Seven best practices for enterprise implementations

Open Text and Gartner recently release a document titled "Seven best practices for ECM implementations". For anyone that has been involved in enterprise scale implementations in the past, there is not a lot of new information here. In a nutshell the 7 listed are:

1. Understand the project

2. Secure Management Support

3. Create a project plan for the entire project

4. Get user buy-in

5. Use phased implementation

6. Encourage continuous user involvement

7. Create a competency Center


Like I said, nothing terribly startling in that list (though I do recommend you read the document, even if only as a refresher, its available here http://img.en25.com/Web/OpenTextGlobal/Gartner_2_final.pdf.) But I'd like to pick up on number 5 and discuss in a little more detail. Why number 5? Because number 5 has not always been easy (some might say, not even been possible)! I come from the "old" ERP school where every enterprise implementation was big! ECM wasn't much better (in fact in a lot of cases it was worse) - primarily because many people in the organisation didn't know exactly what it was! Today, most people in the organisation will understand the concept of electronic documents, scanned invoices, storage and management of emails etc. We have better understanding in the organisation and the ECM solutions available are advanced enough that you can actually bite off smaller chunks based on a larger, longer term ECM strategy. Not only is there better understanding and the products able to support this strategy, but our methodologies for implementing are far better at allowing this approach as well.

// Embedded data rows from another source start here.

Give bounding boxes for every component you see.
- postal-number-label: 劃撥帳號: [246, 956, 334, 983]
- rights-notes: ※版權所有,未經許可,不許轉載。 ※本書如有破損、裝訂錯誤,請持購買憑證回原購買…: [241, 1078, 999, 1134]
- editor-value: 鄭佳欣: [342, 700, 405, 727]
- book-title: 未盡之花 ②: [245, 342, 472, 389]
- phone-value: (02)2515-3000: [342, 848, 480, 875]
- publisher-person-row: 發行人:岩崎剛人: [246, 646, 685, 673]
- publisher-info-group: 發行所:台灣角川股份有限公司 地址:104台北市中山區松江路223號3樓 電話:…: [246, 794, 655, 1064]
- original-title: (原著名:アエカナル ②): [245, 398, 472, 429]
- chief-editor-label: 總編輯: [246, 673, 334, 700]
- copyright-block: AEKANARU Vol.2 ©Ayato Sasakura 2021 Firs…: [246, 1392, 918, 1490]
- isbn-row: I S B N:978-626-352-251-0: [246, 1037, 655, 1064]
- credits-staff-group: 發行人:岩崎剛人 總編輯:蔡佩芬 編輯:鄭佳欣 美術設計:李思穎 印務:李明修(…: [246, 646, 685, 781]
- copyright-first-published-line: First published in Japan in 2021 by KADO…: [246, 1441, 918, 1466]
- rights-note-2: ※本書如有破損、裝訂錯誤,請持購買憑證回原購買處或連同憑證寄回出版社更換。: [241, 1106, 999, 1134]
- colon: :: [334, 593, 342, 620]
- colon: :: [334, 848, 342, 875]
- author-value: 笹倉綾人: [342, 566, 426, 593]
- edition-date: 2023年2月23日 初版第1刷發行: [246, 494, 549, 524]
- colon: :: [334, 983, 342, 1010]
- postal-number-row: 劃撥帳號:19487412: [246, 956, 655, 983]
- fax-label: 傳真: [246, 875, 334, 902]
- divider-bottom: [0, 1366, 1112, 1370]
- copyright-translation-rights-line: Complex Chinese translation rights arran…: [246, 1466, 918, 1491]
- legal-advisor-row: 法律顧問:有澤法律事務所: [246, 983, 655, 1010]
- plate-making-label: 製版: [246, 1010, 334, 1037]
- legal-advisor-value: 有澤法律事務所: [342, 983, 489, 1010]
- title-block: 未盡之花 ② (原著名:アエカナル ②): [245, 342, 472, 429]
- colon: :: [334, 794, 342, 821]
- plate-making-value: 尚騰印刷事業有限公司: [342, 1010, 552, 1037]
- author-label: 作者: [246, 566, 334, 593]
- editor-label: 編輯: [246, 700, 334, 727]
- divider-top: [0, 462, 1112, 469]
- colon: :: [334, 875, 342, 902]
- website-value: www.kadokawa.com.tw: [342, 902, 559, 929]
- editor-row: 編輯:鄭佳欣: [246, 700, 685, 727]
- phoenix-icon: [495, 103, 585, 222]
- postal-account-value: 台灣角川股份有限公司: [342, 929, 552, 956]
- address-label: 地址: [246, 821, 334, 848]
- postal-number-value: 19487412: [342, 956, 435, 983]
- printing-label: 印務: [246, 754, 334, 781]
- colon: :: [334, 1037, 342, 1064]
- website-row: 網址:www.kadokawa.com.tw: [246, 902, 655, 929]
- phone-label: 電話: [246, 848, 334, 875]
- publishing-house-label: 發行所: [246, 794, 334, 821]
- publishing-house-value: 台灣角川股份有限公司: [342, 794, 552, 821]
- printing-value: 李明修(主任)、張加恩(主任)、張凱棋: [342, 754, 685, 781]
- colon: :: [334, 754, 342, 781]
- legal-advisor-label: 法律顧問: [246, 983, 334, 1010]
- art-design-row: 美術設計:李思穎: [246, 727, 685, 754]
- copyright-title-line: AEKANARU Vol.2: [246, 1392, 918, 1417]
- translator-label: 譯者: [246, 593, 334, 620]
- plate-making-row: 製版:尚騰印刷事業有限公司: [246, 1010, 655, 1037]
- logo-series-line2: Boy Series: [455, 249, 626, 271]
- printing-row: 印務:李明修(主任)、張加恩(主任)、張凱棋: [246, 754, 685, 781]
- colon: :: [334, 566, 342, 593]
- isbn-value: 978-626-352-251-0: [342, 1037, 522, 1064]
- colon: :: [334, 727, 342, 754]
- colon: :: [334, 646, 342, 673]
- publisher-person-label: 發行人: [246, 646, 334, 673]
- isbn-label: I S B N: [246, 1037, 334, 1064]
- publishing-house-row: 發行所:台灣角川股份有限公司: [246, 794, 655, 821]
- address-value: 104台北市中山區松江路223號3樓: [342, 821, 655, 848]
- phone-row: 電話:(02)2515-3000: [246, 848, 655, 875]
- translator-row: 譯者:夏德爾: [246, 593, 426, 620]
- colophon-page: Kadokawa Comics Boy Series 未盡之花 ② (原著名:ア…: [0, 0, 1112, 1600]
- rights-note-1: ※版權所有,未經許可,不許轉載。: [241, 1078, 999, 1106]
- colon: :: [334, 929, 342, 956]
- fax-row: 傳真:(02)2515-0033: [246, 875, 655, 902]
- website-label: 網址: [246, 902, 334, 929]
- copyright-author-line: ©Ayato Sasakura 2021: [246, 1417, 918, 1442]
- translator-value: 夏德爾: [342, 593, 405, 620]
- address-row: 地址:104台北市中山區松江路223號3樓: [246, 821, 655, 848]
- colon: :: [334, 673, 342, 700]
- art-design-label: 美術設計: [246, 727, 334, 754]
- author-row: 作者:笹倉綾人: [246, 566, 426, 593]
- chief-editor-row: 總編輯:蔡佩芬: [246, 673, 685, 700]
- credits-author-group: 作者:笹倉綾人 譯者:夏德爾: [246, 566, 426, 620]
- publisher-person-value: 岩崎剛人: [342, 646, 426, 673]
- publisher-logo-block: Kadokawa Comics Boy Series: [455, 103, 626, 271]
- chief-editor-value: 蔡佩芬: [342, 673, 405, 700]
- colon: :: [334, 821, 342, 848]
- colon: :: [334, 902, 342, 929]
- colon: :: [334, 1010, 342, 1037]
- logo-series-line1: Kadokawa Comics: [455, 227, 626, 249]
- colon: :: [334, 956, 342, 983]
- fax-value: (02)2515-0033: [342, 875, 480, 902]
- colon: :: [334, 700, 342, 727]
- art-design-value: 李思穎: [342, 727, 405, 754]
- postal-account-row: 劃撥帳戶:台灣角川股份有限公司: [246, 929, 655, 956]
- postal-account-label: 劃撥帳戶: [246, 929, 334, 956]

I was recently speaking with a SAP customer looking at ECM. They were scared that starting down the ECM path was going to be big, expensive and a far too audacious goal for them to complete in a reasonable time. Having completed an ECM strategy review with them we sat down and broke out each of the components that would make up the project and all of a sudden it started to look manageable to them. They still have a long term ECM strategy that will be delivered over a period of time, but they can now see that it will be completed in small chunks that will allow some of the other 6 best practices to be easier to deal with (like keeping the users involved and maintaining your executive level sponsorship). As well as getting some quick wins in place and establishing a platform on which they can build out the other pieces.

So when you get to a point where you know your unstructured data is out of control, where you have holes in your SAP data and workflows because of all the docs that live outside the system, when compliance is becoming a real issue, you can address these problems gradually and implementing ECM does not need to be the next massive, big bang project failure that will scare the heck out of your CFO at budget time.